Matthew, who's 23-years-old, was born a girl named Meloney and Isabel, who's 44, was a man man named Dwayne.
"Everytime I looked in the mirror I always felt something was wrong," said Isabel.
Isabel and Matthew have been taking hormones for a year and are already dressing for their new genders, but Matthew is still a woman under his clothes and Isabel a man.
"It's been a turmoil all my adult life," said Isabel.
She lived the life of a man, was married to a woman, had two children, but always felt he should be a she.
It was the same for Matthew who felt he was born with the wrong body.
"What I want is to have the body I should have had all the time, which I feel should have had all the time," said Matthew.
After meeting online, they came to the Philadelphia Center for Transgender Surgery.
"There's an enormous demand for it," said Dr. Sherman Leis.
Dr.
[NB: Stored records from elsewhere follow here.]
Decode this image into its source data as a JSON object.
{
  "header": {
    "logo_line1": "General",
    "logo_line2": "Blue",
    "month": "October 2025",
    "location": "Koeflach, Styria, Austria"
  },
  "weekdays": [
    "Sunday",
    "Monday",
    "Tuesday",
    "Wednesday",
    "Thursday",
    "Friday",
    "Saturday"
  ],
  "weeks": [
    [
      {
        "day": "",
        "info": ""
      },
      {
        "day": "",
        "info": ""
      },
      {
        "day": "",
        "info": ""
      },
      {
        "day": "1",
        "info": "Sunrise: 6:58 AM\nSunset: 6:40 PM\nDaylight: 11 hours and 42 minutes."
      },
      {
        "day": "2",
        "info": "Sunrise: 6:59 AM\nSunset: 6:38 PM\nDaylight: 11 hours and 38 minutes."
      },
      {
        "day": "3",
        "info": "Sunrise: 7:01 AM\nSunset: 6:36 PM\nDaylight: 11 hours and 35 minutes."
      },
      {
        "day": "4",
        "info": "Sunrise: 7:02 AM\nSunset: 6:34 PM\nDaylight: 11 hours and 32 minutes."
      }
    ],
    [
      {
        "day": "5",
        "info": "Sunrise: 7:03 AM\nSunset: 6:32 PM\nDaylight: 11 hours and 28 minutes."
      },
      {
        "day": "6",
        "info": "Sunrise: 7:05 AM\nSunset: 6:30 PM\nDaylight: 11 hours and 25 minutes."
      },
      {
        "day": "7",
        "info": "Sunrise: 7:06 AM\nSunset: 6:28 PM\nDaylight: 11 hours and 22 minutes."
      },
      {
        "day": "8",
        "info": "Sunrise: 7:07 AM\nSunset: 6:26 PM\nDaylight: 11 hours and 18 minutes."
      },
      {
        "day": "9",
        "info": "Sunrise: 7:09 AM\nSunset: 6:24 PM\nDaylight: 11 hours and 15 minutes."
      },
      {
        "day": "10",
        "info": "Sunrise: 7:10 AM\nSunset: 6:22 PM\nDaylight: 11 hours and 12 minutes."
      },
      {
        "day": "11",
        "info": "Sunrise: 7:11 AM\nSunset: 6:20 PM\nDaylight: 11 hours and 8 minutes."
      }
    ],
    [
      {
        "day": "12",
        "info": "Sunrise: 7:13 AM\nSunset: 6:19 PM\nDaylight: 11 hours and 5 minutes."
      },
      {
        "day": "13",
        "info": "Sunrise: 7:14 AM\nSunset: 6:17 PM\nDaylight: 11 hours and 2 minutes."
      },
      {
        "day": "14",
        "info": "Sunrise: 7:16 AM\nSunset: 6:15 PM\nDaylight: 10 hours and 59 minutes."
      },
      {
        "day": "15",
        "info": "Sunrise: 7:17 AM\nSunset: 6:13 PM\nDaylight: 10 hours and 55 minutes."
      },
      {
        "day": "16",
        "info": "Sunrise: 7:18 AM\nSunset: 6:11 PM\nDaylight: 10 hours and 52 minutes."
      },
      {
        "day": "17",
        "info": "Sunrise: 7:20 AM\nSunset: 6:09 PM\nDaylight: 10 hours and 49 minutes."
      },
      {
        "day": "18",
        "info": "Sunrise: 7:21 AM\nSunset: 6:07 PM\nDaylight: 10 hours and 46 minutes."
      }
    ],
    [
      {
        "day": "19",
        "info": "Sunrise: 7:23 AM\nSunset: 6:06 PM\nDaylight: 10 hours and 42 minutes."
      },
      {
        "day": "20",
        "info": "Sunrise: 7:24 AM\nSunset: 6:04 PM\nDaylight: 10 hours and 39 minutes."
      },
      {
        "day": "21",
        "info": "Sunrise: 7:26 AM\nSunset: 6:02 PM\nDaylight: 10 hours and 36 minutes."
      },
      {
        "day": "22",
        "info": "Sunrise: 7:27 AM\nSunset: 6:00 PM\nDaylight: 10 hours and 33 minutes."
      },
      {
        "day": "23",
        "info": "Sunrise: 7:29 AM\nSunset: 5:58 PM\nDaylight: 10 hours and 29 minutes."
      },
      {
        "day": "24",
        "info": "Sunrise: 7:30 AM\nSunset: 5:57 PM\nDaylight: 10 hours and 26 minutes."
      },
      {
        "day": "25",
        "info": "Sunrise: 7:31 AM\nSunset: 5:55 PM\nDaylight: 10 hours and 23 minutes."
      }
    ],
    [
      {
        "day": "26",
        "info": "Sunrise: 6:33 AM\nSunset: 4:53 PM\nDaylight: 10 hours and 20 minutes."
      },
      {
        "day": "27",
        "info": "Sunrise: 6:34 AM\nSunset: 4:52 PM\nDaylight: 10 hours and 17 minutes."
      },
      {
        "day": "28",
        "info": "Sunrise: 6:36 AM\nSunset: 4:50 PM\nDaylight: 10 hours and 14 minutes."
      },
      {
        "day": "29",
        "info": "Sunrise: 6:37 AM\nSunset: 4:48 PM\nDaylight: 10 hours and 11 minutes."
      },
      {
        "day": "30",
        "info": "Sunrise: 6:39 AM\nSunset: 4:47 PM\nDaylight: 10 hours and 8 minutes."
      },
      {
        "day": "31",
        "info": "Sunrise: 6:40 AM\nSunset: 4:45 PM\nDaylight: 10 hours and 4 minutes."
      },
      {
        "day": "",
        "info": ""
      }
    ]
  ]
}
Leis, who specializes in gender reassignment surgery, said it's not about sexuality, but gender identity.
For some people, like Matthew and Isabel, the brain doesn't fit with the body.
Now the couple is about to have the first of several surgeries.
"I'm nervous 'cause it's my first surgery," said Matthew.
Matthew will have his size D breasts removed and Isabel is getting breast implants.
Dr. Christine McGinn, who is on the surgery team, identifies with Isabel's need to make the transformation in a special way.
"Ever since the age of three I knew something was different," said Dr. McGinn.
Dr. McGinn was a man until four years ago, at one point a prominent surgeon in the Navy.
She said gender reassignment is not a freak show, it is simply fixing nature's mistake.
"It was just a wonderful thing that I wanted for my whole life," said Dr. McGinn.
After Matthew and Isabel's breast surgeries comes genital reassignment.
Isabel's male genitalia will be turned into a females and Matthew will become a man with tissue from his abdomen.
"The female to male is a little more complicated," said Dr. Leis. "The problem with female to male is that instead of shortening the urethra, which is the tube that we urinate through, we have to lengthen it."
Dr. Leis said the reassigned body parts eventually looks and works just like the real thing.
For Matthew and Isabel, their families have accepted their new identities and someday they could even be coming to a wedding.
"We don't know what the future keeps for us but we hope that it's gonna work for a long while," said Matthew.
There are about 12-hundred transgender surgeries a year in the U.S. It costs between 20 to 50-thousand dollars and it is not covered by insurance. Like with any surgery, there are some risks.